7 En zij zullen zijn als een held van Efraim, en hun hart zal zich verblijden, als van den wijn; en hun kinderen zullen het zien, en zich verblijden, hun hart zal zich verheugen in den HEERE.
Et ils seront comme les braves d’Ephraïm, et leur cœur sera réjoui comme par le vin; et leurs fils verront, et ils se réjouiront, et leur cœur exultera dans le Seigneur.
8 Ik zal hen toesissen, en zal ze vergaderen, want Ik zal ze verlossen; en zij zullen vermenigvuldigd worden, gelijk zij te voren vermenigvuldigd waren.
Je sifflerai, et je les rassemblerai, parce que je les ai rachetés; et je les multiplierai comme auparavant ils se multipliaient.
9 En Ik zal hen onder de volken zaaien, en zij zullen Mijner gedenken in verre plaatsen; en zij zullen leven met hun kinderen, en wederkeren.

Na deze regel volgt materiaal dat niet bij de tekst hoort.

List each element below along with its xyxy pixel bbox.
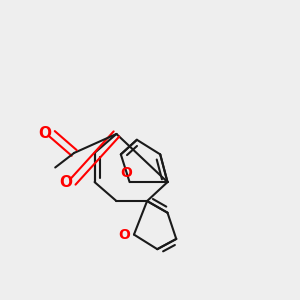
Text: O: O (59, 175, 72, 190)
Text: O: O (118, 228, 130, 242)
Text: O: O (38, 127, 52, 142)
Text: O: O (121, 166, 133, 180)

Et je les répandrai parmi les peuples, et au loin ils se souviendront de moi; et ils vivront avec leurs fils, et ils reviendront.
10 Want Ik zal ze wederbrengen uit Egypteland, en Ik zal ze vergaderen uit Assyrie; en Ik zal ze in het land van Gilead en Libanon brengen, maar het zal hun niet genoeg wezen.
Et je les ramènerai de la terre d’Egypte, et je les rassemblerai de l’Assyrie, et je les conduirai dans la terre de Galaad et du Liban; et il ne se trouvera pas assez de place pour eux.
11 En Hij zal door de zee gaan, die benauwende, en Hij zal de golven in de zee slaan, en al de diepten der rivieren zullen verdrogen; dan zal de hoogmoed van Assur nedergeworpen worden, en de schepter van Egypte zal wegwijken.
Et Israël passera par le détroit de la mer, et le Seigneur frappera les flots dans la mer, et toutes les profondeurs du fleuve seront confondues, et l’orgueil d’Assur sera humilié, et le sceptre d’Egypte sera écarté.
12 En Ik zal hen sterken in den HEERE, en in Zijn Naam zullen zij wandelen, spreekt de HEERE.
Je les fortifierai dans le Seigneur, et ils marcheront en son nom, dit le Seigneur.